É interessante notar a permanência destas concepções na contemporaneidade, quando a ideia de relação sexual ainda esta fortemente vinculada à penetração vaginal e as outras formas são vistas como relações incompletas ou mesmo anormais.

Freud também utiliza conceitos da biologia para explicar comportamentos sexuais considerados perversos tais como o sadismo:

No que diz respeito à algolagnia ativa, o sadismo, as raízes são fáceis de reconhecer no normal. A sexualidade da maioria dos seres humanos masculinos contém um elemento de agressividade – um desejo de subjugar; sua importância biológica parece situar-se na necessidade de vencer a resistência do objeto sexual por meios diversos do processo de galanteio Assim, o sadismo corresponderia a um comportamento agressivo que se tornou independente e exagerado e, por deslocamento, usurpou a posição de liderança (FREUD, 1973 p. 49-50).

É possível perceber no trecho acima, que Freud estabelece um diálogo com as ideia de Darwin a respeito dos caracteres sexuais secundários masculinos que estão relacionados à agressividade nos comportamento de conquista da fêmea para alcançar o intento principal, do ponto de vista biológico, que seria a reprodução e com isso a produção de descendentes. Esse objetivo é considerado importante tanto do ponto de vista individual, visto que aquele indivíduo pode perpetuar suas características, quanto do ponto de vista da espécie que pode se manter, sendo bem sucedida na competição com outras espécies no ambiente.

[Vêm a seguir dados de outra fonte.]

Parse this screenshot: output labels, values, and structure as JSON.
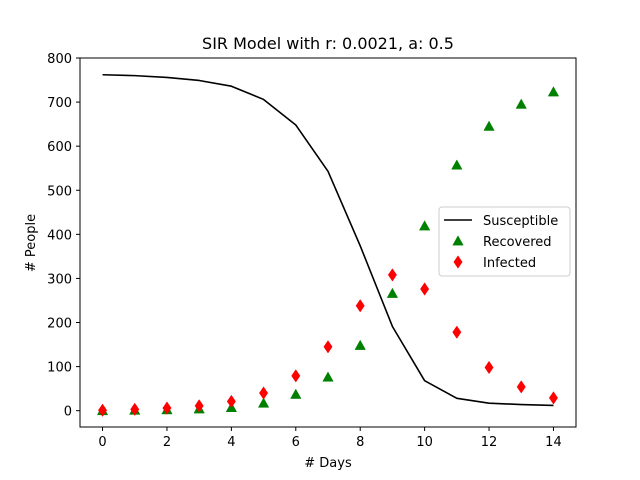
{
  "chart_data": {
    "type": "line",
    "title": "SIR Model with r: 0.0021, a: 0.5",
    "xlabel": "# Days",
    "ylabel": "# People",
    "xlim": [
      -0.7,
      14.7
    ],
    "ylim": [
      -37,
      800
    ],
    "xticks": [
      0,
      2,
      4,
      6,
      8,
      10,
      12,
      14
    ],
    "yticks": [
      0,
      100,
      200,
      300,
      400,
      500,
      600,
      700,
      800
    ],
    "grid": false,
    "legend_position": "center-right",
    "x": [
      0,
      1,
      2,
      3,
      4,
      5,
      6,
      7,
      8,
      9,
      10,
      11,
      12,
      13,
      14
    ],
    "series": [
      {
        "name": "Susceptible",
        "style": "line",
        "color": "#000000",
        "values": [
          762,
          760,
          756,
          749,
          736,
          706,
          648,
          543,
          374,
          191,
          68,
          28,
          17,
          14,
          12
        ]
      },
      {
        "name": "Recovered",
        "style": "triangle-marker",
        "color": "#008000",
        "values": [
          0,
          1,
          2,
          4,
          7,
          17,
          37,
          76,
          148,
          266,
          419,
          557,
          645,
          695,
          723
        ]
      },
      {
        "name": "Infected",
        "style": "diamond-marker",
        "color": "#ff0000",
        "values": [
          1,
          3,
          6,
          11,
          21,
          40,
          79,
          145,
          238,
          308,
          276,
          178,
          98,
          54,
          29
        ]
      }
    ]
  }
}
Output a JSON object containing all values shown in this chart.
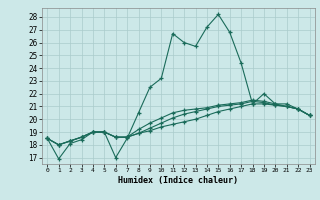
{
  "xlabel": "Humidex (Indice chaleur)",
  "background_color": "#cce8e8",
  "grid_color": "#aacccc",
  "line_color": "#1a6b5a",
  "xlim": [
    -0.5,
    23.5
  ],
  "ylim": [
    16.5,
    28.7
  ],
  "yticks": [
    17,
    18,
    19,
    20,
    21,
    22,
    23,
    24,
    25,
    26,
    27,
    28
  ],
  "xticks": [
    0,
    1,
    2,
    3,
    4,
    5,
    6,
    7,
    8,
    9,
    10,
    11,
    12,
    13,
    14,
    15,
    16,
    17,
    18,
    19,
    20,
    21,
    22,
    23
  ],
  "series": [
    [
      18.5,
      16.9,
      18.1,
      18.4,
      19.0,
      19.0,
      17.0,
      18.5,
      20.5,
      22.5,
      23.2,
      26.7,
      26.0,
      25.7,
      27.2,
      28.2,
      26.8,
      24.4,
      21.2,
      22.0,
      21.2,
      21.2,
      20.8,
      20.3
    ],
    [
      18.5,
      18.0,
      18.3,
      18.6,
      19.0,
      19.0,
      18.6,
      18.6,
      18.9,
      19.1,
      19.4,
      19.6,
      19.8,
      20.0,
      20.3,
      20.6,
      20.8,
      21.0,
      21.2,
      21.2,
      21.1,
      21.0,
      20.8,
      20.3
    ],
    [
      18.5,
      18.0,
      18.3,
      18.6,
      19.0,
      19.0,
      18.6,
      18.6,
      18.9,
      19.3,
      19.7,
      20.1,
      20.4,
      20.6,
      20.8,
      21.0,
      21.1,
      21.2,
      21.4,
      21.3,
      21.1,
      21.0,
      20.8,
      20.3
    ],
    [
      18.5,
      18.0,
      18.3,
      18.6,
      19.0,
      19.0,
      18.6,
      18.6,
      19.2,
      19.7,
      20.1,
      20.5,
      20.7,
      20.8,
      20.9,
      21.1,
      21.2,
      21.3,
      21.5,
      21.4,
      21.2,
      21.0,
      20.8,
      20.3
    ]
  ]
}
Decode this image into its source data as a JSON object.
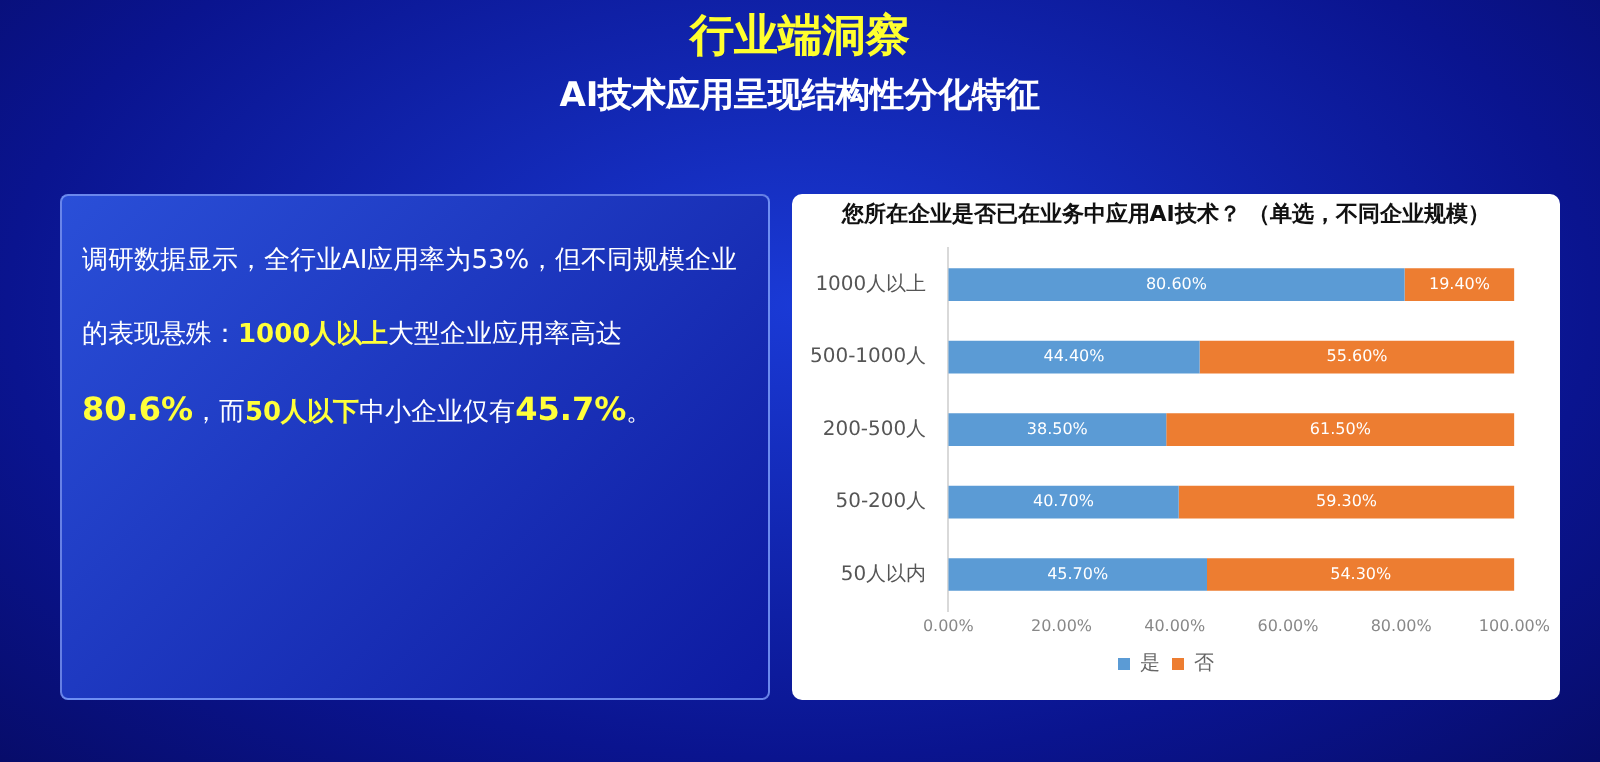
{
  "chart_data": [
    {
      "type": "other",
      "title": "行业端洞察",
      "subtitle": "AI技术应用呈现结构性分化特征",
      "annotations": [
        "调研数据显示，全行业AI应用率为53%，但不同规模企业的表现悬殊：",
        "1000人以上",
        "大型企业应用率高达",
        "80.6%",
        "，而",
        "50人以下",
        "中小企业仅有",
        "45.7%",
        "。"
      ]
    },
    {
      "type": "bar",
      "orientation": "horizontal",
      "stacked": true,
      "title": "您所在企业是否已在业务中应用AI技术？ （单选，不同企业规模）",
      "categories": [
        "1000人以上",
        "500-1000人",
        "200-500人",
        "50-200人",
        "50人以内"
      ],
      "series": [
        {
          "name": "是",
          "color": "#5b9bd5",
          "values": [
            80.6,
            44.4,
            38.5,
            40.7,
            45.7
          ],
          "value_labels": [
            "80.60%",
            "44.40%",
            "38.50%",
            "40.70%",
            "45.70%"
          ]
        },
        {
          "name": "否",
          "color": "#ed7d31",
          "values": [
            19.4,
            55.6,
            61.5,
            59.3,
            54.3
          ],
          "value_labels": [
            "19.40%",
            "55.60%",
            "61.50%",
            "59.30%",
            "54.30%"
          ]
        }
      ],
      "xlim": [
        0,
        100
      ],
      "xticks": [
        {
          "value": 0,
          "label": "0.00%"
        },
        {
          "value": 20,
          "label": "20.00%"
        },
        {
          "value": 40,
          "label": "40.00%"
        },
        {
          "value": 60,
          "label": "60.00%"
        },
        {
          "value": 80,
          "label": "80.00%"
        },
        {
          "value": 100,
          "label": "100.00%"
        }
      ],
      "grid": false,
      "legend": "bottom"
    }
  ]
}
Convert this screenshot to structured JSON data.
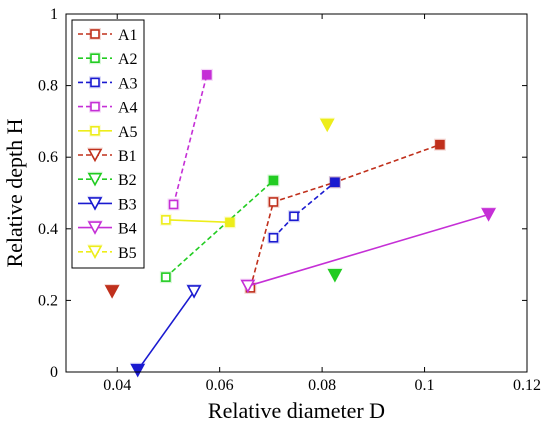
{
  "chart_data": {
    "type": "scatter",
    "xlabel": "Relative diameter D",
    "ylabel": "Relative depth H",
    "xlim": [
      0.03,
      0.12
    ],
    "ylim": [
      0,
      1
    ],
    "xticks": [
      0.04,
      0.06,
      0.08,
      0.1,
      0.12
    ],
    "xtick_labels": [
      "0.04",
      "0.06",
      "0.08",
      "0.1",
      "0.12"
    ],
    "yticks": [
      0,
      0.2,
      0.4,
      0.6,
      0.8,
      1
    ],
    "ytick_labels": [
      "0",
      "0.2",
      "0.4",
      "0.6",
      "0.8",
      "1"
    ],
    "grid": false,
    "legend_position": "top-left",
    "series": [
      {
        "name": "A1",
        "color": "#c0301c",
        "marker": "square",
        "line": "dashed",
        "points": [
          [
            0.066,
            0.235
          ],
          [
            0.0705,
            0.475
          ],
          [
            0.0825,
            0.53
          ],
          [
            0.103,
            0.635
          ]
        ],
        "filled": [
          false,
          false,
          true,
          true
        ]
      },
      {
        "name": "A2",
        "color": "#22cc22",
        "marker": "square",
        "line": "dashed",
        "points": [
          [
            0.0495,
            0.265
          ],
          [
            0.0705,
            0.535
          ]
        ],
        "filled": [
          false,
          true
        ]
      },
      {
        "name": "A3",
        "color": "#1a1ad0",
        "marker": "square",
        "line": "dashed",
        "points": [
          [
            0.0705,
            0.375
          ],
          [
            0.0745,
            0.435
          ],
          [
            0.0825,
            0.53
          ]
        ],
        "filled": [
          false,
          false,
          true
        ]
      },
      {
        "name": "A4",
        "color": "#c52fd6",
        "marker": "square",
        "line": "dashed",
        "points": [
          [
            0.051,
            0.468
          ],
          [
            0.0575,
            0.83
          ]
        ],
        "filled": [
          false,
          true
        ]
      },
      {
        "name": "A5",
        "color": "#eded1a",
        "marker": "square",
        "line": "solid",
        "points": [
          [
            0.0495,
            0.425
          ],
          [
            0.062,
            0.418
          ]
        ],
        "filled": [
          false,
          true
        ]
      },
      {
        "name": "B1",
        "color": "#c0301c",
        "marker": "triangle-down",
        "line": "none",
        "points": [
          [
            0.039,
            0.225
          ]
        ],
        "filled": [
          true
        ]
      },
      {
        "name": "B2",
        "color": "#22cc22",
        "marker": "triangle-down",
        "line": "none",
        "points": [
          [
            0.0825,
            0.27
          ]
        ],
        "filled": [
          true
        ]
      },
      {
        "name": "B3",
        "color": "#1a1ad0",
        "marker": "triangle-down",
        "line": "solid",
        "points": [
          [
            0.044,
            0.005
          ],
          [
            0.055,
            0.225
          ]
        ],
        "filled": [
          true,
          false
        ]
      },
      {
        "name": "B4",
        "color": "#c52fd6",
        "marker": "triangle-down",
        "line": "solid",
        "points": [
          [
            0.0655,
            0.24
          ],
          [
            0.1125,
            0.44
          ]
        ],
        "filled": [
          false,
          true
        ]
      },
      {
        "name": "B5",
        "color": "#eded1a",
        "marker": "triangle-down",
        "line": "none",
        "points": [
          [
            0.081,
            0.69
          ]
        ],
        "filled": [
          true
        ]
      }
    ]
  }
}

Em relação à sua proposta sobre as etapas de desenvolvimento da sexualidade, Freud também toma como referência a biologia, visto que analisa a constituição da sexualidade em paralelo com etapas do desenvolvimento infantil. A tese de Freud é que a origem das perversões, neuroses ou do desenvolvimento de uma sexualidade normal está na infância. Para tanto, volta suas pesquisas para a

sexualidade infantil com o objetivo de descrever suas características em diferentes etapas a fim de estabelecer um padrão útil para a análise da sexualidade adulta.

Um dos grandes divulgadores da obra de Freud no Brasil, o médico Antônio Austregésilo, destaca que “Segundo a idade, a sexualidade apresenta estados evolutivos diferentes” (AUSTREGÉSILO, 1934 p.18, grifo nosso), apontando para as etapas da sexualidade infantil associadas a um processo de evolução ontogenética. O mesmo autor também compara aspectos da sexualidade infantil humana com espécies próximas buscando estabelecer aspectos de uma filogênese.

As obras e autores apresentados neste capítulo constituíram o contexto histórico e social no qual emergiu o campo da Educação Sexual no Brasil. Na emergência desse campo foram construídas práticas discursivas, que produziram regimes de verdade (FOUCAULT, 2012) fundamentados na produção biomédica europeia em circulação no Brasil. Assim como se acumulou um importante capital cultural e simbólico que corroborou para estruturar o campo da Educação Sexual no Brasil como um campo científico2. Desta forma pode-se traçar um certo panorama das ideias que fundamentaram as primeiras produções sobre Educação Sexual na Bahia captando seus enunciados e as relações desses com a produção acadêmica deste campo intelectual mais amplo representado pelos autores e obras discutidos neste capítulo.